Methods: A retrospective analytical observational study was carried out, 182 medical records were collected, whose data were compiled in an EXCEL database and analyzed in the SPSS 24 database. 82 medical records were excluded. The patients were grouped into those under and over 18 years of age (26 and 74, respectively). Univariate analysis (mean, median, mode); and multivariate analysis (Pearson Correlation).
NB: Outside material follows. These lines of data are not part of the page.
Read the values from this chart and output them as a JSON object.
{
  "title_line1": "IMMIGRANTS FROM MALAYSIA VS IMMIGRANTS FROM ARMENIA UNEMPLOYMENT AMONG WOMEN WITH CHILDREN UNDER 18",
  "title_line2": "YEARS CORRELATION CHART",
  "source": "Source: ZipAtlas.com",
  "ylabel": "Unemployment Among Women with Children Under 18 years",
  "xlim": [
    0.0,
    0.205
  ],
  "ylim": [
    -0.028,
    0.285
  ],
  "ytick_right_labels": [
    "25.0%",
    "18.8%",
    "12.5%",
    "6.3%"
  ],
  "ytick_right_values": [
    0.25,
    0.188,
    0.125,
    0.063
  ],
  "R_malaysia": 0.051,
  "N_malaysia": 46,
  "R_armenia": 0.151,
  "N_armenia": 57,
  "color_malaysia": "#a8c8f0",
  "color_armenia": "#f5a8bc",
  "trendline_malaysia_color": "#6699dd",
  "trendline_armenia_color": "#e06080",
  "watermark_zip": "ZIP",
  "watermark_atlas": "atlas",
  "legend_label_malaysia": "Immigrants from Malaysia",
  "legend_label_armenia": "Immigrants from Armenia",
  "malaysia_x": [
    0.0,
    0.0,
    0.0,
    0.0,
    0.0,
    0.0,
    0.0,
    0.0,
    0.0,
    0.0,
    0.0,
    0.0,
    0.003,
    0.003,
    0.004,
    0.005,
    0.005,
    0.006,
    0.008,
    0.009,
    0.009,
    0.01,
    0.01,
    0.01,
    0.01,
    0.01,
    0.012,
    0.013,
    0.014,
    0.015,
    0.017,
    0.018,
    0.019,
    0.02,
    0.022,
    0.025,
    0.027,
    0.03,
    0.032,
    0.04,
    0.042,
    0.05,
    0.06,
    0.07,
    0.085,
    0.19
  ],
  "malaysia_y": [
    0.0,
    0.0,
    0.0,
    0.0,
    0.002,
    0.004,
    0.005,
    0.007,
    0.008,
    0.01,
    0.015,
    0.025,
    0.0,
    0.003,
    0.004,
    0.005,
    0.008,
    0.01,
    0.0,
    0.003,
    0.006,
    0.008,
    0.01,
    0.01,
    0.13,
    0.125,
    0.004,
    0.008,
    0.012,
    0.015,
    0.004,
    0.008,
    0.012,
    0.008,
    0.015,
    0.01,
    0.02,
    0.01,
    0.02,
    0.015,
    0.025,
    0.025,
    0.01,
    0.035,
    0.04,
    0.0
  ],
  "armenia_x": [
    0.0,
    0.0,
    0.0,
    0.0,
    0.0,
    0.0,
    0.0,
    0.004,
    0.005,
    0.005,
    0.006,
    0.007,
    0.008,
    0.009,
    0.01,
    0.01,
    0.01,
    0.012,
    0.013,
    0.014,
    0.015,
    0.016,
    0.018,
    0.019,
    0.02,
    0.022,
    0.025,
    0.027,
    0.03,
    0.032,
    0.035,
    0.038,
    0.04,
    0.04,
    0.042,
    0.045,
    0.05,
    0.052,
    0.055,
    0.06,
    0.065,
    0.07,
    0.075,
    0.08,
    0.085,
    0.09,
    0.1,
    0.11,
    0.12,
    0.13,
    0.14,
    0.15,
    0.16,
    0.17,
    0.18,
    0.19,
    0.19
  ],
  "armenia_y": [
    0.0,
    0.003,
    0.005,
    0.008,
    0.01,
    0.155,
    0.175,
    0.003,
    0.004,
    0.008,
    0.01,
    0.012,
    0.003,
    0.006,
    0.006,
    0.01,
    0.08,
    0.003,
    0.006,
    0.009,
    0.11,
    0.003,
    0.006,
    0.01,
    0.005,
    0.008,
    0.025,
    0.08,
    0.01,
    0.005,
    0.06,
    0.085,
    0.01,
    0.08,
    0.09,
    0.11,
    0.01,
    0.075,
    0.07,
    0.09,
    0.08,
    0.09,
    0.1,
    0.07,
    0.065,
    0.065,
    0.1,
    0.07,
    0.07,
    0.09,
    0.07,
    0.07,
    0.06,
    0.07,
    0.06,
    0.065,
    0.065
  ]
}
Results: It was obtained that, of the patients under 18 years of age, 61.5% were male (16); and of those over 18 years of age, 82.4% were women (61). The average age in those under 18 years of age was 12 years; the mean tumor size was 11.5 cm; 69.2% of these patients had a history of a previous surgery. The most frequent location in children under 18 years of age was retroperitoneum and gluteal region (15.4%). They underwent surgical treatment of which: 53.8% reported edges in contact, 19.2% free and the rest were not specified. 46.2% received radiotherapy after surgery and 34.6% presented functional limitation after treatment. In the group older than 18 years, the average age was 38 years, with a mean tumor size of 11.3 cm. 28.6% had a history of previous surgical procedure; the most frequent location was in the abdominal wall (44.6%) and thoracic region (10.8%). Of patients undergoing surgical procedure; 40.5% reported contact margins and 36.5% free margins. 40.5% received radiotherapy treatment after surgery. 13.5% present functional limitation. The average recurrence-free survival in the group under 18 years of age was 9.8 years and in those over 18 years of age it was 10.3 years. In the multivariate analysis in both groups, only a correlation was found with tumor size, the smaller tumor size was related to greater recurrence-free and overall survival (moderate negative correlation, P 0.005)
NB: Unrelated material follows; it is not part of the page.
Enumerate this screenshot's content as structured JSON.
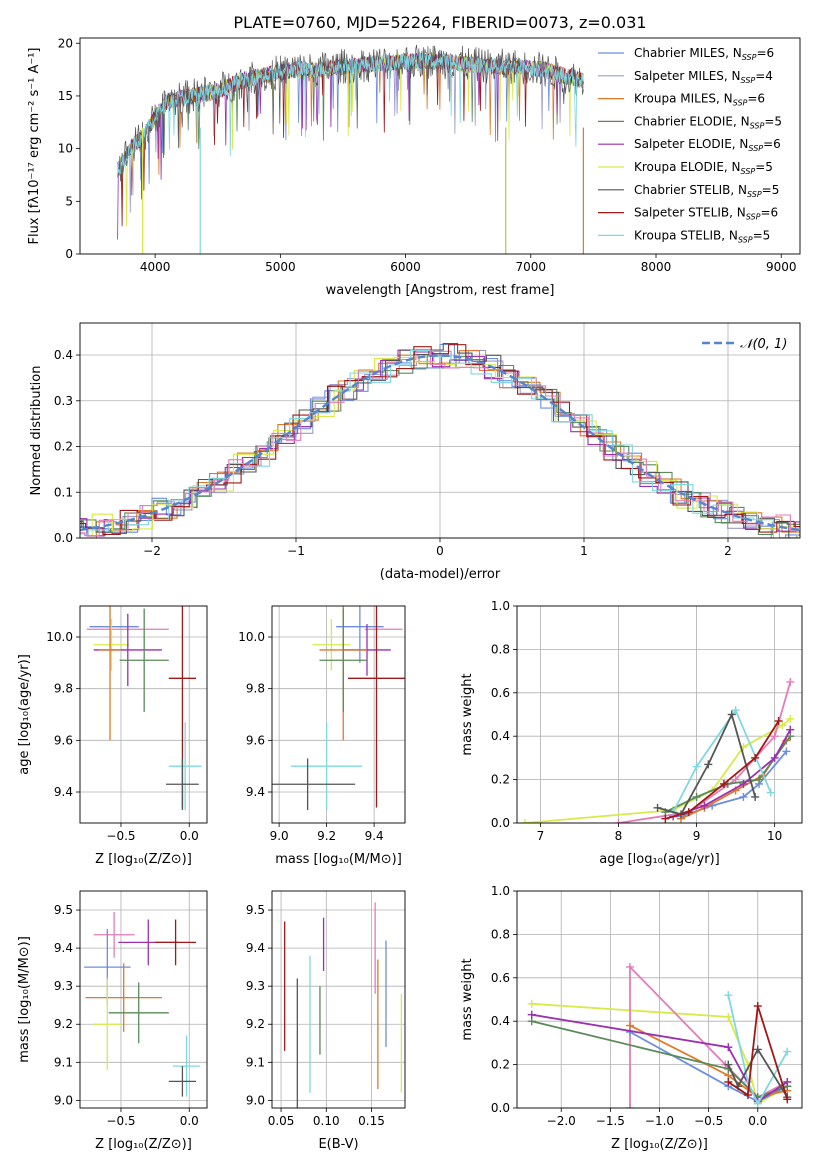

Conclusions: The pathology under study continues to be rare worldwide. It can be identified that the tumor size is usually large in our population at the time of diagnosis, which hinders the possibility of total resectability depending on its location. Recurrence-free survival is close to 10 years, which allows us to monitor this group of patients at intervals.
Learning Objectives:
To determine the patients with Desmoid Fibromatosis 2000-2019 at the INEN, a national reference center, which will allow us to know the real average figures at the national level
Being a pathology of controversial management, it will allow us to identify the types of treatments, the associated factors, the time free of recurrence.
It will allow analyzing the percentage of patients with functional compromise after surgical and non-surgical treatment, assessing the possibility of observation.